As a data engineer, you cannot tackle one dimension of data quality without tackling all. That may seem rather inconvenient given that most engineers are inheriting data pipelines rather than building them from scratch. But such is the reality.
If you optimize for one dimension—say, stability—you may be loading data that hasn’t yet been properly transformed, and fitness can suffer. The data quality dimensions exist in equilibrium. The best analogy we’ve come across to explain this is that of maintaining life in outer space.
On the international space station, engineers must balance oxygen levels, water, temperature, and pressure. Merely getting three out of four can be deadly. And if you over-index on one—like pressure—you throw off the others. Astronauts cannot live off temperature alone.
To achieve a proper balance for data health, you need:
Data quality controls
What systems do you have for manipulating, protecting, and governing your data? With high-volume pipelines, it is not enough to trust and verify.
Data quality testing
What systems do you have for measuring fitness, lineage, governance, and stability? Things will break. You must know where, and why.

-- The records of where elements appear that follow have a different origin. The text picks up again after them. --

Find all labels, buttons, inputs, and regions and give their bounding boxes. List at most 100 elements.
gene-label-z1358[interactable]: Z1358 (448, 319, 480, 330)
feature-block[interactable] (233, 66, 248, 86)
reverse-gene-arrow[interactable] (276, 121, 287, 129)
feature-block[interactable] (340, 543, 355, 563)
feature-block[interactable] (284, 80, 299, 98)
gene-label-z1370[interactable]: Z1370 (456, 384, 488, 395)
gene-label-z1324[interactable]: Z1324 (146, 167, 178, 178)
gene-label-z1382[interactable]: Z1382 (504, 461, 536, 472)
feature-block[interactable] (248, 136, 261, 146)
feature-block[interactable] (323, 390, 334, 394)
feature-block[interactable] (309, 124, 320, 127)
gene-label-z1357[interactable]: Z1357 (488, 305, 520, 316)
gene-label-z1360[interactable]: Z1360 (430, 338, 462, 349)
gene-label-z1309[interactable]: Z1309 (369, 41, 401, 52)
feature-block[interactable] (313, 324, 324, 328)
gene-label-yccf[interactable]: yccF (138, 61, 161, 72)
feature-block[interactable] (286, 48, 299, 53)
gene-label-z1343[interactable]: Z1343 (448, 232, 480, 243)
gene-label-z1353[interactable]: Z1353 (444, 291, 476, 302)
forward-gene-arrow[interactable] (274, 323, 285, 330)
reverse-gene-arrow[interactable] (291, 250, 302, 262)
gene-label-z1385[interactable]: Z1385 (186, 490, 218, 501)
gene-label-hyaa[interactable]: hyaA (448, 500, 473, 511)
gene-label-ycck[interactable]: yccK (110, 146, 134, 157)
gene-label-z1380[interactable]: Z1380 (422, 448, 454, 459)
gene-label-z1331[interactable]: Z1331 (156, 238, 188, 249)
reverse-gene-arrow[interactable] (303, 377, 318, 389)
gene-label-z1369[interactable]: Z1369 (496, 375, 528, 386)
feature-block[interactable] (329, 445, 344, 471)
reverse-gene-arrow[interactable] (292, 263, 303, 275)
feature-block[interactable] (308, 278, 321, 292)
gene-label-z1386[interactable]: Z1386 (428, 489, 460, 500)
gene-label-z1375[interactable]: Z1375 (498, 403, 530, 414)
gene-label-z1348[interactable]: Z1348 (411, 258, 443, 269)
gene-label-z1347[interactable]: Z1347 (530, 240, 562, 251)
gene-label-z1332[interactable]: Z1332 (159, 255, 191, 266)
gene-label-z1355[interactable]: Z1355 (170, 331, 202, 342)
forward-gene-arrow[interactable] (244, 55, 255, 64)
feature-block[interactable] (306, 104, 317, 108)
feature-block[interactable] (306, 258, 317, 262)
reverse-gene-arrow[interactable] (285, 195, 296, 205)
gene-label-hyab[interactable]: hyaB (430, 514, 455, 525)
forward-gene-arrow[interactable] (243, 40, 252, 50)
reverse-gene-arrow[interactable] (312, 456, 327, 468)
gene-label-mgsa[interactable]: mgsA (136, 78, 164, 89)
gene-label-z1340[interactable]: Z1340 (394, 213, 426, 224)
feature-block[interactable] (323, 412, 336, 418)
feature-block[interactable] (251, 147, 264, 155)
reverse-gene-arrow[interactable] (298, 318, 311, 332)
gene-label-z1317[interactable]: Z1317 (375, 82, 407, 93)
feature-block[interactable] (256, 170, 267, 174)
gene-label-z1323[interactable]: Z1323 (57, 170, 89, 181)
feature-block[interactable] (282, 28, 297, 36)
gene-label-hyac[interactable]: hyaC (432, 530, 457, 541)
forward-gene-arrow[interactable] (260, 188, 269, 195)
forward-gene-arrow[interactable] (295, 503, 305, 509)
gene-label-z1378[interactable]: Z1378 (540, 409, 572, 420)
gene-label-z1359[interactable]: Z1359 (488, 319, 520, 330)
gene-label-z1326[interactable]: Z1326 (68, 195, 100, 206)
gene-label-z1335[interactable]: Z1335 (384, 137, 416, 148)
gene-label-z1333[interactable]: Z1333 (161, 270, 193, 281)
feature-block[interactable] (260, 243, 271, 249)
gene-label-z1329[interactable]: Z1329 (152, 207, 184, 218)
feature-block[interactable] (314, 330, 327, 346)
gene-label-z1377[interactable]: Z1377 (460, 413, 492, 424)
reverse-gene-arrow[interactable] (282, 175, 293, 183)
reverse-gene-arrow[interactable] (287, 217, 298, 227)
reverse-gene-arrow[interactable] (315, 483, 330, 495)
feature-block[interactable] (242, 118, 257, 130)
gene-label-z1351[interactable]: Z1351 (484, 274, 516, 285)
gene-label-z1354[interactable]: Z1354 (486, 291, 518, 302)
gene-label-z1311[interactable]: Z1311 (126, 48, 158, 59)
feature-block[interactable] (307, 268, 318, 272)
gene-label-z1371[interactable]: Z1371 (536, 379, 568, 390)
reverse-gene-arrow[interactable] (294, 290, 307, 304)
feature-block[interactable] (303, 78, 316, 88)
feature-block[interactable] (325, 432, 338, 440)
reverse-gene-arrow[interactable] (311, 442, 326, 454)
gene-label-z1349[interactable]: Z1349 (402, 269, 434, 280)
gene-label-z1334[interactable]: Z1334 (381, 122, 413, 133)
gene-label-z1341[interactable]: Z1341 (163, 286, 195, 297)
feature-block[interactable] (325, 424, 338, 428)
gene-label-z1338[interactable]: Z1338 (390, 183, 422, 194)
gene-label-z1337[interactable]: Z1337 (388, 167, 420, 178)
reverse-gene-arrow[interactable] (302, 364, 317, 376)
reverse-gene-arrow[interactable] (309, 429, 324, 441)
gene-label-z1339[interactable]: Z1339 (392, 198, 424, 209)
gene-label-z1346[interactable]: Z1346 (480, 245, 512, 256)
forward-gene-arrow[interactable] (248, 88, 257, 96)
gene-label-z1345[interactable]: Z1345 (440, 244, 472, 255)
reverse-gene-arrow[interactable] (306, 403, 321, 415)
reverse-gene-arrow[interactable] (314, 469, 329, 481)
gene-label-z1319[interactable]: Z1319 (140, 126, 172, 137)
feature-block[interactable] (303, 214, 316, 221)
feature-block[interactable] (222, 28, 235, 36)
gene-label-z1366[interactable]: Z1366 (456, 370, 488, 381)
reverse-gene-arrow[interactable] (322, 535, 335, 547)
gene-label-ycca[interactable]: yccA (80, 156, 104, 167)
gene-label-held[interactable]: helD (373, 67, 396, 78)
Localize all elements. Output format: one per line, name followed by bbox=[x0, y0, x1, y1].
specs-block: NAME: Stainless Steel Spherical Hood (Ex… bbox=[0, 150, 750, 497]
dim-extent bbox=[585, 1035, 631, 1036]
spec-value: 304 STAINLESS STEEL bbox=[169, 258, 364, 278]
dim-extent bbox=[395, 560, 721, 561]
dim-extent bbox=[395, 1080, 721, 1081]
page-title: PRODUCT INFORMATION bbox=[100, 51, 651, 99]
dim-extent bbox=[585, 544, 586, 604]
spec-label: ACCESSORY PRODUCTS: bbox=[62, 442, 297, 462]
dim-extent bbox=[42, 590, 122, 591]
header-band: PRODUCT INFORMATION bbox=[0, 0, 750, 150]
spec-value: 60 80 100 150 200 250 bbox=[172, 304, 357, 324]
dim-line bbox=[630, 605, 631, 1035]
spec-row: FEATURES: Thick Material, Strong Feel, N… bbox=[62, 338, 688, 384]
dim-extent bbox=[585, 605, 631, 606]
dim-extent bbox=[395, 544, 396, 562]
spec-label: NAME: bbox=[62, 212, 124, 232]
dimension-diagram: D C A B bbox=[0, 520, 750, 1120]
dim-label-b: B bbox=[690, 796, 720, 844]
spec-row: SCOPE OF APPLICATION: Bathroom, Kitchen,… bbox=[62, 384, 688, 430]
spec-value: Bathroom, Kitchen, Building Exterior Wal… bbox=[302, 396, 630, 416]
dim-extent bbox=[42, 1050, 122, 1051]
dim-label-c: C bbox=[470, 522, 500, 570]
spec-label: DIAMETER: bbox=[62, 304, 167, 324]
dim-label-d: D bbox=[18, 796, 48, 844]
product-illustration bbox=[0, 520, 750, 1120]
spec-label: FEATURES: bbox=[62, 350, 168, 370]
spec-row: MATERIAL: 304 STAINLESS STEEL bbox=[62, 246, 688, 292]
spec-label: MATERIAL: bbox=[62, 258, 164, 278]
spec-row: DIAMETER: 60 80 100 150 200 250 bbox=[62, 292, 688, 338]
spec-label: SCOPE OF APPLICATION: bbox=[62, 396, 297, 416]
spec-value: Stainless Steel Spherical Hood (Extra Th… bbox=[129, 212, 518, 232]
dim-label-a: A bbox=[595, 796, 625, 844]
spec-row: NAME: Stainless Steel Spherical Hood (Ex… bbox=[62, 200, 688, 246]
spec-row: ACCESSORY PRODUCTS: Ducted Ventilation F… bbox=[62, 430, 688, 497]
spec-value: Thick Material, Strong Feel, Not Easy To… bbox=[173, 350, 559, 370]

Systems to identify data quality issues
If issues do occur—if a pipeline fails to run, or the result is aberrant—do you have anomaly detection to alert you? Or if PII makes it into a pipeline, does the pipeline auto-fail to protect you from violating regulation?
In short, you need a high level of data observability, paired with the ability to act continuously.
Common data pipeline data quality issues (data quality examples)
As a final thought, when you’re diagnosing your data pipeline issues, it’s important to draw a distinction between a problem and its root cause. Your pipeline may have failed to complete. The proximal cause could have been an error in a Spark job. But the root cause? A corruption in the dataset. If you aren’t addressing issues in the dataset, you’ll be forever addressing issues.
Examples of common data pipeline quality issues:
- Non-unicode characters
- Unexpected transforms
- Mismatched data in a migration or replication process
- Pipelines missing their SLA, or running late
- Pipelines that are too resource-intensive or costly
- Finding the root cause of issues
- Error in a Spark job, corruption in a data set
- A big change in your data volume or sizes
The more detail you get from your monitoring tool, the better. It’s common to discover proximal causes quickly, but then take days to discover the root cause through a taxing, manual investigation. Sometimes, your pipeline workflow management tool tells you everything is okay but a quick glance at the output reassures you nothing is okay, because the values are all blank. For instance, Airflow may tell you the pipeline succeeded, but no data actually passed through. Your code ran fine—Airflow gives you a green light, you’re good—but on the data level, it’s entirely unfit.
Constant checkups and being able to peer deeply into your pipeline to know the right balance of fitness, lineage, governance, and stability to produce high-quality data. And high-quality data is how you support an organization in practice, not just in theory.